Door samen te werken kunnen we meer bereiken, ook nu overheden ingrijpend moeten bezuinigen. De kunst is om belastingeuro’s effectiever in te zetten en slim beleid te ontwikkelen dat private investeringen in kennis aanjaagt. Dat gaan we in Nederland doen met een revolverend fonds en belastingverlagingen voor investeringen in kennis en innovatie. En met een gezamenlijk plan van aanpak per topgebied om ons vestigingsklimaat te verbeteren, ons concurrentievermogen te versterken, onze kennis beter te benutten.
Samen kunnen we ervoor zorgen dat we nog beter doen waar we goed in zijn.
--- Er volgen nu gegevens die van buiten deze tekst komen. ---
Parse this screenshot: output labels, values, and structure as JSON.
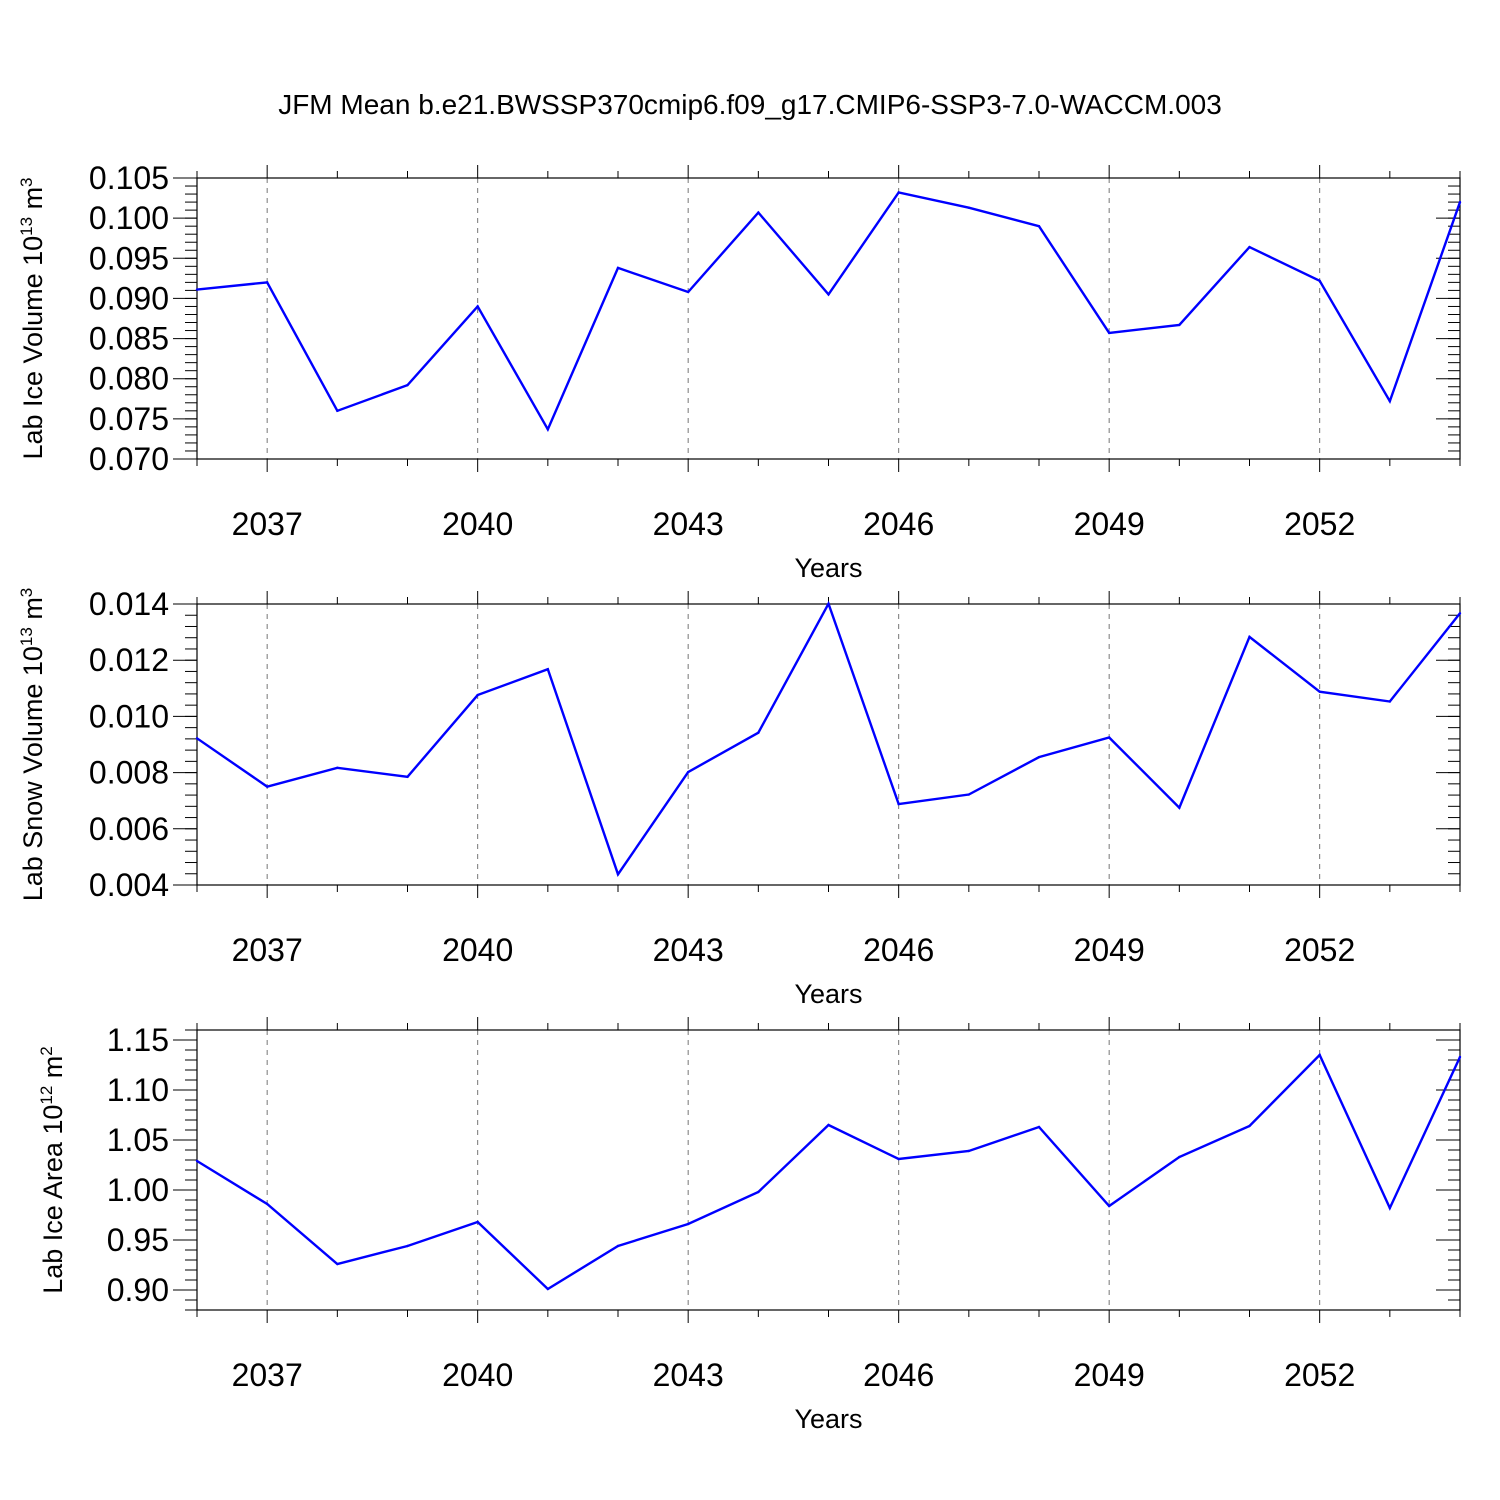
{
  "title": "JFM Mean b.e21.BWSSP370cmip6.f09_g17.CMIP6-SSP3-7.0-WACCM.003",
  "colors": {
    "line": "#0000ff",
    "axis": "#000000",
    "grid": "#777777"
  },
  "chart_data": [
    {
      "type": "line",
      "ylabel_main": "Lab Ice Volume 10",
      "ylabel_exp": "13",
      "ylabel_unit": " m",
      "ylabel_unit_exp": "3",
      "xlabel": "Years",
      "xlim": [
        2036,
        2054
      ],
      "ylim": [
        0.07,
        0.105
      ],
      "grid": "x-dashed",
      "x_ticks": [
        "2037",
        "2040",
        "2043",
        "2046",
        "2049",
        "2052"
      ],
      "y_ticks": [
        "0.070",
        "0.075",
        "0.080",
        "0.085",
        "0.090",
        "0.095",
        "0.100",
        "0.105"
      ],
      "x": [
        2036,
        2037,
        2038,
        2039,
        2040,
        2041,
        2042,
        2043,
        2044,
        2045,
        2046,
        2047,
        2048,
        2049,
        2050,
        2051,
        2052,
        2053,
        2054
      ],
      "values": [
        0.0911,
        0.092,
        0.076,
        0.0792,
        0.089,
        0.0737,
        0.0938,
        0.0908,
        0.1007,
        0.0905,
        0.1032,
        0.1013,
        0.099,
        0.0857,
        0.0867,
        0.0964,
        0.0922,
        0.0772,
        0.102
      ]
    },
    {
      "type": "line",
      "ylabel_main": "Lab Snow Volume 10",
      "ylabel_exp": "13",
      "ylabel_unit": " m",
      "ylabel_unit_exp": "3",
      "xlabel": "Years",
      "xlim": [
        2036,
        2054
      ],
      "ylim": [
        0.004,
        0.014
      ],
      "grid": "x-dashed",
      "x_ticks": [
        "2037",
        "2040",
        "2043",
        "2046",
        "2049",
        "2052"
      ],
      "y_ticks": [
        "0.004",
        "0.006",
        "0.008",
        "0.010",
        "0.012",
        "0.014"
      ],
      "x": [
        2036,
        2037,
        2038,
        2039,
        2040,
        2041,
        2042,
        2043,
        2044,
        2045,
        2046,
        2047,
        2048,
        2049,
        2050,
        2051,
        2052,
        2053,
        2054
      ],
      "values": [
        0.00922,
        0.0075,
        0.00817,
        0.00785,
        0.01076,
        0.01168,
        0.00438,
        0.00802,
        0.00942,
        0.01401,
        0.00688,
        0.00722,
        0.00855,
        0.00925,
        0.00675,
        0.01283,
        0.01088,
        0.01053,
        0.01367
      ]
    },
    {
      "type": "line",
      "ylabel_main": "Lab Ice Area 10",
      "ylabel_exp": "12",
      "ylabel_unit": " m",
      "ylabel_unit_exp": "2",
      "xlabel": "Years",
      "xlim": [
        2036,
        2054
      ],
      "ylim": [
        0.88,
        1.16
      ],
      "grid": "x-dashed",
      "x_ticks": [
        "2037",
        "2040",
        "2043",
        "2046",
        "2049",
        "2052"
      ],
      "y_ticks": [
        "0.90",
        "0.95",
        "1.00",
        "1.05",
        "1.10",
        "1.15"
      ],
      "x": [
        2036,
        2037,
        2038,
        2039,
        2040,
        2041,
        2042,
        2043,
        2044,
        2045,
        2046,
        2047,
        2048,
        2049,
        2050,
        2051,
        2052,
        2053,
        2054
      ],
      "values": [
        1.029,
        0.986,
        0.926,
        0.944,
        0.968,
        0.901,
        0.944,
        0.966,
        0.998,
        1.065,
        1.031,
        1.039,
        1.063,
        0.984,
        1.033,
        1.064,
        1.135,
        0.982,
        1.133
      ]
    }
  ]
}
Ons blijven onderscheiden op de wereldmarkt.
Tegelijkertijd moeten we de lessen van de Nederlanders op Deshima 400 jaar geleden niet vergeten: wederzijds vertrouwen en respect zijn essentieel in het economisch verkeer. Daarom gaan we vaker een beroep doen op onze ambassades en andere posten. Om deuren te openen voor Nederlandse bedrijven in Azië. Om Aziatische bedrijven te interesseren voor Nederland als vestigingsland en toegangspoort tot Europa. Om technische, fiscale en bureaucratische barrières op te ruimen.
We hebben daarbij ook een gelijk speelveld nodig met eerlijke concurrentie. Met goede afspraken binnen de Europese Unie, de Wereldhandelsorganisatie en de Associatie van Zuidoost-Aziatische landen. Wij zouden bijvoorbeeld graag willen dat de markt voor diensten meer open gaat en dat de procedures voor overheidsaanbestedingen transparanter worden. Er zijn ook positieve ontwikkelingen. Mede op aandringen van de EU verbetert China de bescherming van intellectueel eigendom en treedt het vaker op tegen inbreuken daarop.
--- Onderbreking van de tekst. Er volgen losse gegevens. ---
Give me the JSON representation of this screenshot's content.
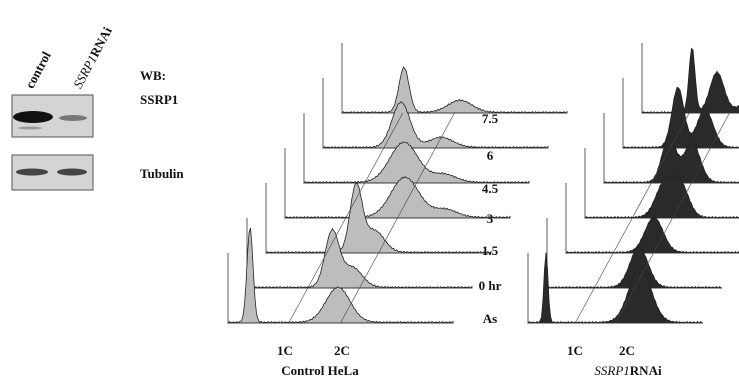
{
  "blot": {
    "lanes": [
      "control",
      {
        "gene": "SSRP1",
        "suffix": "RNAi"
      }
    ],
    "wb_label": "WB:",
    "rows": [
      "SSRP1",
      "Tubulin"
    ]
  },
  "time_labels": [
    "7.5",
    "6",
    "4.5",
    "3",
    "1.5",
    "0 hr",
    "As"
  ],
  "panels": [
    {
      "markers": [
        "1C",
        "2C"
      ],
      "caption": "Control HeLa"
    },
    {
      "markers": [
        "1C",
        "2C"
      ],
      "caption": {
        "gene": "SSRP1",
        "suffix": "RNAi"
      }
    }
  ]
}
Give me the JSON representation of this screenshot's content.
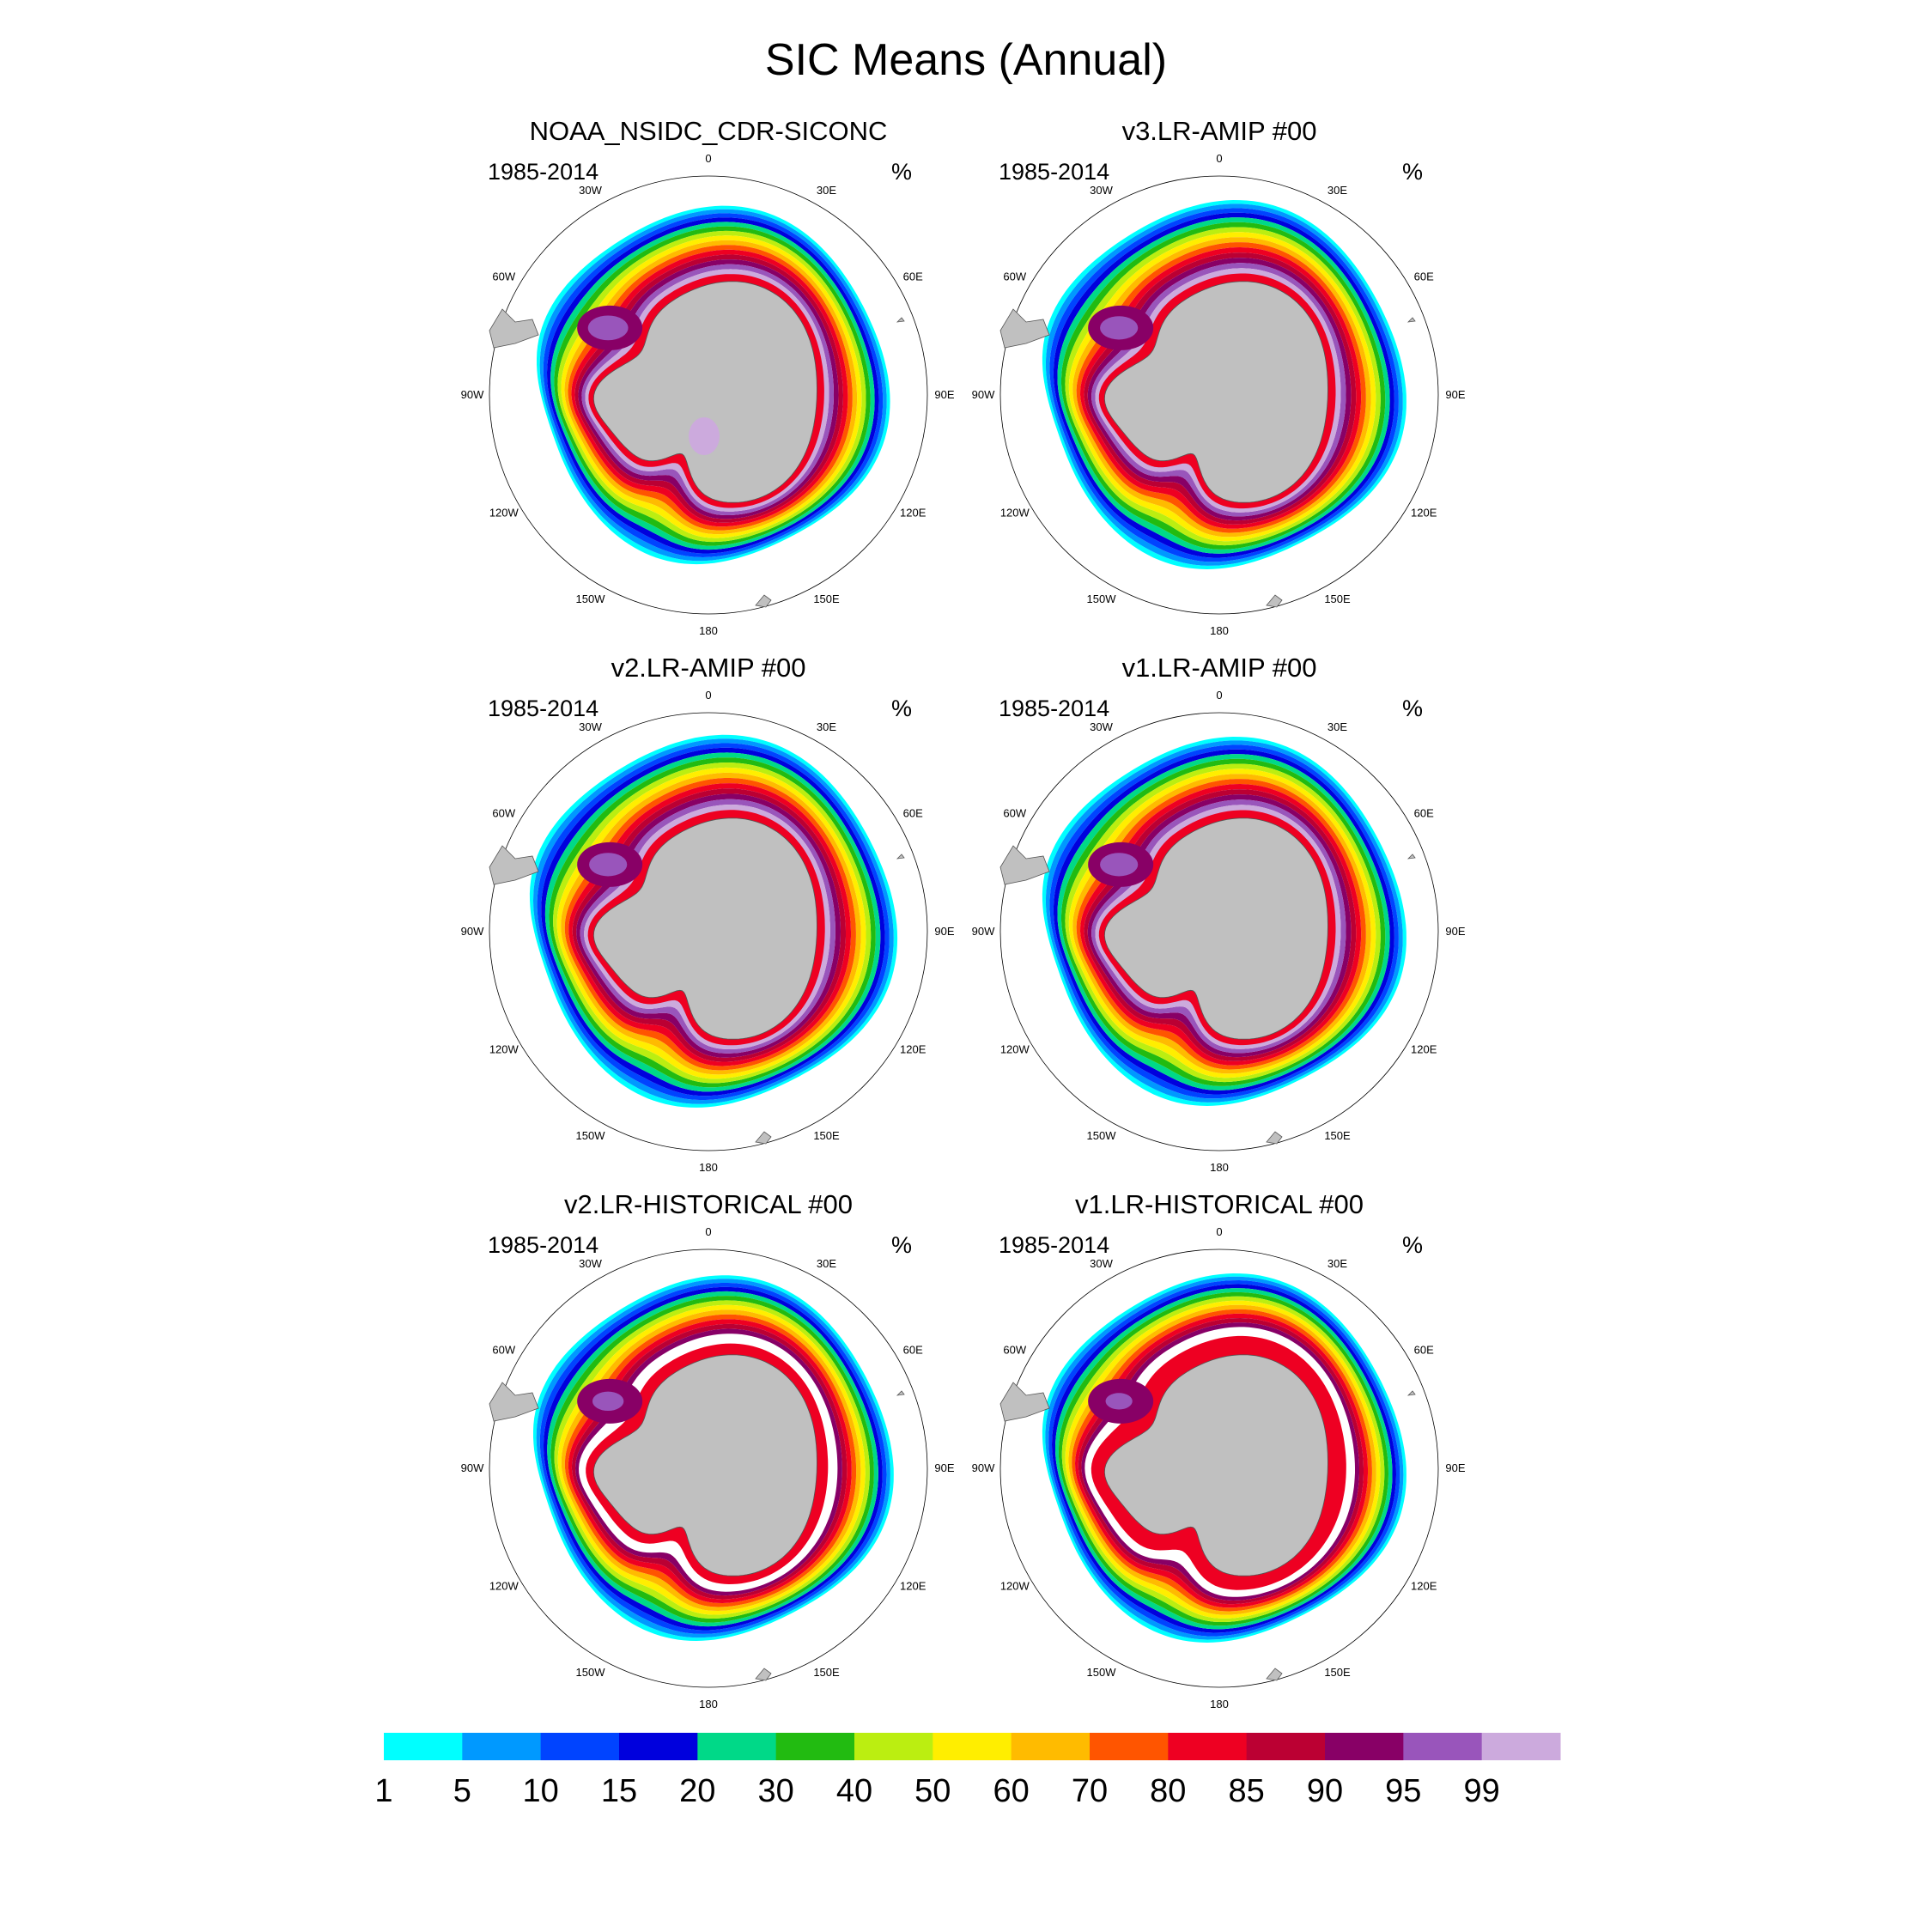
{
  "title": "SIC Means (Annual)",
  "chart_data": {
    "type": "heatmap",
    "projection": "south-polar-stereographic",
    "units": "%",
    "period": "1985-2014",
    "panels": [
      {
        "id": "obs",
        "title": "NOAA_NSIDC_CDR-SICONC",
        "left": "1985-2014",
        "right": "%",
        "extent_scale": 1.0,
        "core_scale": 1.0,
        "weddell_intensity": 0.9,
        "land_ice_purple": true
      },
      {
        "id": "v3amip",
        "title": "v3.LR-AMIP  #00",
        "left": "1985-2014",
        "right": "%",
        "extent_scale": 1.03,
        "core_scale": 1.0,
        "weddell_intensity": 0.85,
        "land_ice_purple": false
      },
      {
        "id": "v2amip",
        "title": "v2.LR-AMIP  #00",
        "left": "1985-2014",
        "right": "%",
        "extent_scale": 1.04,
        "core_scale": 1.0,
        "weddell_intensity": 0.85,
        "land_ice_purple": false
      },
      {
        "id": "v1amip",
        "title": "v1.LR-AMIP  #00",
        "left": "1985-2014",
        "right": "%",
        "extent_scale": 1.03,
        "core_scale": 1.0,
        "weddell_intensity": 0.85,
        "land_ice_purple": false
      },
      {
        "id": "v2hist",
        "title": "v2.LR-HISTORICAL  #00",
        "left": "1985-2014",
        "right": "%",
        "extent_scale": 1.02,
        "core_scale": 0.95,
        "weddell_intensity": 0.7,
        "land_ice_purple": false
      },
      {
        "id": "v1hist",
        "title": "v1.LR-HISTORICAL  #00",
        "left": "1985-2014",
        "right": "%",
        "extent_scale": 1.03,
        "core_scale": 0.85,
        "weddell_intensity": 0.6,
        "land_ice_purple": false
      }
    ],
    "longitude_labels": [
      "0",
      "30E",
      "60E",
      "90E",
      "120E",
      "150E",
      "180",
      "150W",
      "120W",
      "90W",
      "60W",
      "30W"
    ],
    "colorbar": {
      "levels": [
        "1",
        "5",
        "10",
        "15",
        "20",
        "30",
        "40",
        "50",
        "60",
        "70",
        "80",
        "85",
        "90",
        "95",
        "99"
      ],
      "colors": [
        "#00ffff",
        "#0099ff",
        "#0044ff",
        "#0000dd",
        "#00d988",
        "#22bb11",
        "#bbee11",
        "#ffee00",
        "#ffbb00",
        "#ff5500",
        "#ee0022",
        "#bb0033",
        "#880066",
        "#9955bb",
        "#ccaadd"
      ]
    },
    "land_color": "#c0c0c0"
  }
}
Wij staan pas aan het begin van de samenwerking met Azië. Kijk naar de directe investeringen uit China en India. Die bedragen met 1,3 miljard minder dan één procent van alle investeringen in Nederland. De investeringen uit het kleine Zweden liggen een factor 13 hoger!
Kansen te over dus. De uitdaging is om die kansen te benutten.
Dames en heren,
De Asian challenge is een global challenge, een veelzijdige mondiale uitdaging. Die moeten overheden, bedrijven en kennisinstellingen samen aangaan, over de hele wereld. We moeten innoveren, en dat gebeurt steeds meer samen, in open, internationale netwerken. Dat vergt wederzijds begrip en respect. Dat is de basis voor succesvolle innovatierelaties, economische relaties en oplossingsgerichte relaties.
Ik zet deze kabinetsperiode in op innovatie op de topgebieden, op economische diplomatie en op een sterkere relatie met Azië. Ik reken op u in het bedrijfsleven, de kenniswereld en de publieke sector om samen onze internationale positie te versterken en de Asian challenge aan te gaan.
Dank u wel.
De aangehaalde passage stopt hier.